Kemendikbud - Intel kirim siswa ikuti kompetisi internasional

kementerian pendidikan juga kebudayaan (kemendikbud) bersama melalui intel indonesia mengirimkan lima siswa indonesia yang berprestasi supaya mengikuti kompetisi sains serta teknik tingkat internasional pada arizona, amerika serikat.

generasi muda mesti diberikan wadah. berawal daripada ajang kompetisi semisal ini mereka setelah itu mampu memikirkan jalan keluar pada permasalahan dengan basis ilmu pengetahuan dan teknologi, tutur menteri pendidikan juga kebudayaan mohammad nuh dalam jakarta, selasa.

menurut dia, manakala sejak dini kaum siswa indonesia telah berkolaborasi pada forum-forum ilmiah tingkat inernasional, pada waktu depan kaum siswa cenderung ingin mengembangkan hubungan yang tambah baik dengan dunia luar makanya mampu membangun hubungan yang saling menguntungkan.

sudah waktunya indonesia berada selama periode bonus dempografi, dengan angka anak usia produktif lebih sulit daripada pihak tua. momentum ini harus pula ditandai dengan munculnya anak-anak muda melalui karya terbaik, tutur nuh.

Informasi Lainnya:

dia menambahkan, pada 2030, indonesia menargetkan untuk adalah kekuatan nomor tujuh di dunia dengan ekonomi, dimana dibutuhkan sebanyak 113 juta tenaga kerja terampil.

oleh karena tersebut, mendikbud sangat mendukung kelima siswa yang akan mengikuti ajang kompetisi sains juga teknik tingkat internasional yang berjudul international science and engineering fair (isef) 2013 yang disponsori oleh intel.

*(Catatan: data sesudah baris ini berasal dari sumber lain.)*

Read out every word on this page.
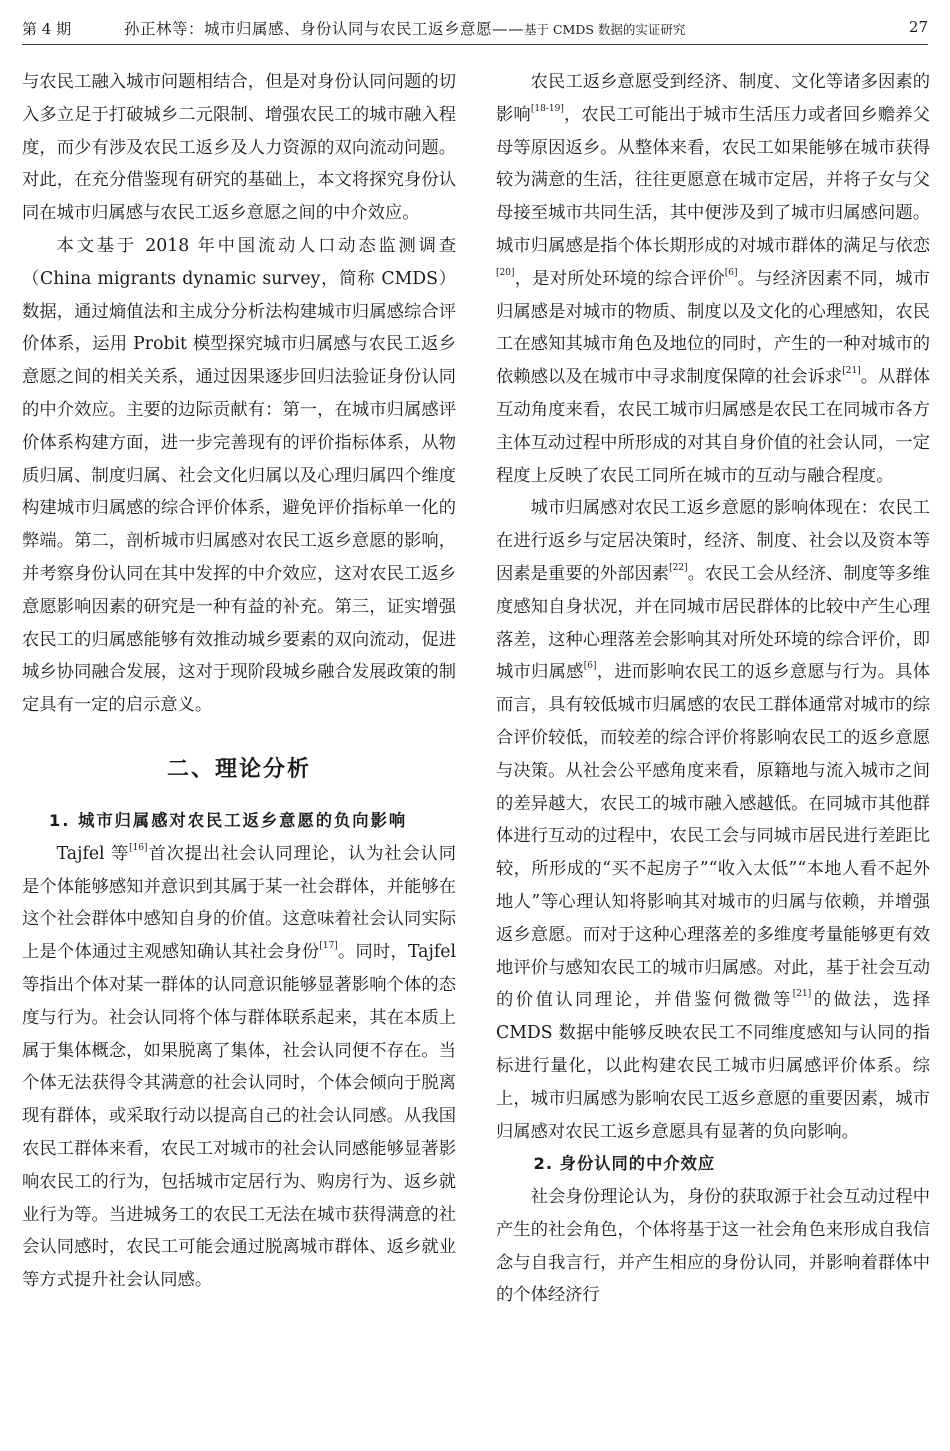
第 4 期	孙正林等：城市归属感、身份认同与农民工返乡意愿——基于 CMDS 数据的实证研究	27

与农民工融入城市问题相结合，但是对身份认同问题的切入多立足于打破城乡二元限制、增强农民工的城市融入程度，而少有涉及农民工返乡及人力资源的双向流动问题。对此，在充分借鉴现有研究的基础上，本文将探究身份认同在城市归属感与农民工返乡意愿之间的中介效应。

本文基于 2018 年中国流动人口动态监测调查（China migrants dynamic survey，简称 CMDS）数据，通过熵值法和主成分分析法构建城市归属感综合评价体系，运用 Probit 模型探究城市归属感与农民工返乡意愿之间的相关关系，通过因果逐步回归法验证身份认同的中介效应。主要的边际贡献有：第一，在城市归属感评价体系构建方面，进一步完善现有的评价指标体系，从物质归属、制度归属、社会文化归属以及心理归属四个维度构建城市归属感的综合评价体系，避免评价指标单一化的弊端。第二，剖析城市归属感对农民工返乡意愿的影响，并考察身份认同在其中发挥的中介效应，这对农民工返乡意愿影响因素的研究是一种有益的补充。第三，证实增强农民工的归属感能够有效推动城乡要素的双向流动，促进城乡协同融合发展，这对于现阶段城乡融合发展政策的制定具有一定的启示意义。

二、理论分析
1. 城市归属感对农民工返乡意愿的负向影响

Tajfel 等[16]首次提出社会认同理论，认为社会认同是个体能够感知并意识到其属于某一社会群体，并能够在这个社会群体中感知自身的价值。这意味着社会认同实际上是个体通过主观感知确认其社会身份[17]。同时，Tajfel 等指出个体对某一群体的认同意识能够显著影响个体的态度与行为。社会认同将个体与群体联系起来，其在本质上属于集体概念，如果脱离了集体，社会认同便不存在。当个体无法获得令其满意的社会认同时，个体会倾向于脱离现有群体，或采取行动以提高自己的社会认同感。从我国农民工群体来看，农民工对城市的社会认同感能够显著影响农民工的行为，包括城市定居行为、购房行为、返乡就业行为等。当进城务工的农民工无法在城市获得满意的社会认同感时，农民工可能会通过脱离城市群体、返乡就业等方式提升社会认同感。

农民工返乡意愿受到经济、制度、文化等诸多因素的影响[18-19]，农民工可能出于城市生活压力或者回乡赡养父母等原因返乡。从整体来看，农民工如果能够在城市获得较为满意的生活，往往更愿意在城市定居，并将子女与父母接至城市共同生活，其中便涉及到了城市归属感问题。城市归属感是指个体长期形成的对城市群体的满足与依恋[20]，是对所处环境的综合评价[6]。与经济因素不同，城市归属感是对城市的物质、制度以及文化的心理感知，农民工在感知其城市角色及地位的同时，产生的一种对城市的依赖感以及在城市中寻求制度保障的社会诉求[21]。从群体互动角度来看，农民工城市归属感是农民工在同城市各方主体互动过程中所形成的对其自身价值的社会认同，一定程度上反映了农民工同所在城市的互动与融合程度。

城市归属感对农民工返乡意愿的影响体现在：农民工在进行返乡与定居决策时，经济、制度、社会以及资本等因素是重要的外部因素[22]。农民工会从经济、制度等多维度感知自身状况，并在同城市居民群体的比较中产生心理落差，这种心理落差会影响其对所处环境的综合评价，即城市归属感[6]，进而影响农民工的返乡意愿与行为。具体而言，具有较低城市归属感的农民工群体通常对城市的综合评价较低，而较差的综合评价将影响农民工的返乡意愿与决策。从社会公平感角度来看，原籍地与流入城市之间的差异越大，农民工的城市融入感越低。在同城市其他群体进行互动的过程中，农民工会与同城市居民进行差距比较，所形成的“买不起房子”“收入太低”“本地人看不起外地人”等心理认知将影响其对城市的归属与依赖，并增强返乡意愿。而对于这种心理落差的多维度考量能够更有效地评价与感知农民工的城市归属感。对此，基于社会互动的价值认同理论，并借鉴何微微等[21]的做法，选择 CMDS 数据中能够反映农民工不同维度感知与认同的指标进行量化，以此构建农民工城市归属感评价体系。综上，城市归属感为影响农民工返乡意愿的重要因素，城市归属感对农民工返乡意愿具有显著的负向影响。

2. 身份认同的中介效应

社会身份理论认为，身份的获取源于社会互动过程中产生的社会角色，个体将基于这一社会角色来形成自我信念与自我言行，并产生相应的身份认同，并影响着群体中的个体经济行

nuh menilai forum isef tersebut dijadikan pihak dari upaya menyiapkan tenaga terampil dalam indonesia dengan demikian model itu mesti didukung, bagus dengan pemerintah maupun sektor swasta.

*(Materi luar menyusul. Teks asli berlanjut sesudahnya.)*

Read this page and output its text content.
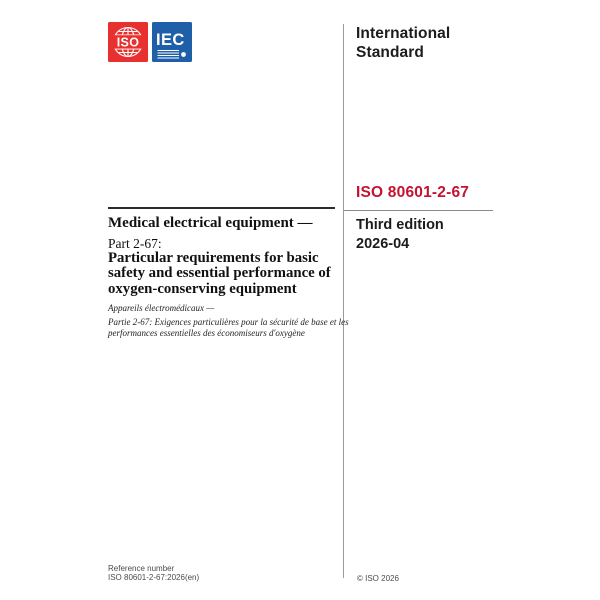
ISO IEC	International
Standard
ISO 80601-2-67
Third edition
2026-04
Medical electrical equipment —
Part 2-67:
Particular requirements for basic
safety and essential performance of
oxygen-conserving equipment
Appareils électromédicaux —
Partie 2-67: Exigences particulières pour la sécurité de base et les
performances essentielles des économiseurs d'oxygène
Reference number
ISO 80601-2-67:2026(en)	© ISO 2026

sementara tersebut, kepala humas intel indonesia deva rachman mengatakan bahwa perusahaan tersebut telah mensponsori kompetisi sains juga teknik pra-universitas dari 1997 untuk mendorong semangat generasi muda selama mempelajari matematika serta sains dan dinilai berguna bagi perkembangan ekonomi global.

melalui kompetisi isef ini, kami menghargai semangat para pelajar berbakat dari berbagai dunia agar berinovasi serta membangun kreativitas. dalam ajang ini, para peserta kompetisi juga mampu saling terhubung Satu sama lain, tutur deva.

dia harapkan diharapkan kaum siswa berbakat itu akan selalu mengaplikasikan bakat di keluar dari tantangan-tantangan paling besar di hidup.

selanjutnya, dia menjelaskan kelima perwakilan indonesia agar isef akan berada di amerika serikat agar berkompetisi dan menunjukkan inovasi ilmiah bersama 1.500 pelajar lain daripada berbagai dunia mulai daripada 12 mei hingga 17 mei.

para siswa yang terpilih untuk mewakili indonesia selama kompetisi tersebut merupakan jovita nathania, maria christina yolenta lestari, rosinta handinata, hani devinta sari, serta muhammad imadudin siddiq.

kelima siswa tersebut ingin dibagi pada tiga grup, dimana masing-masing grup mau mempresentasikan proyek penelitiannya.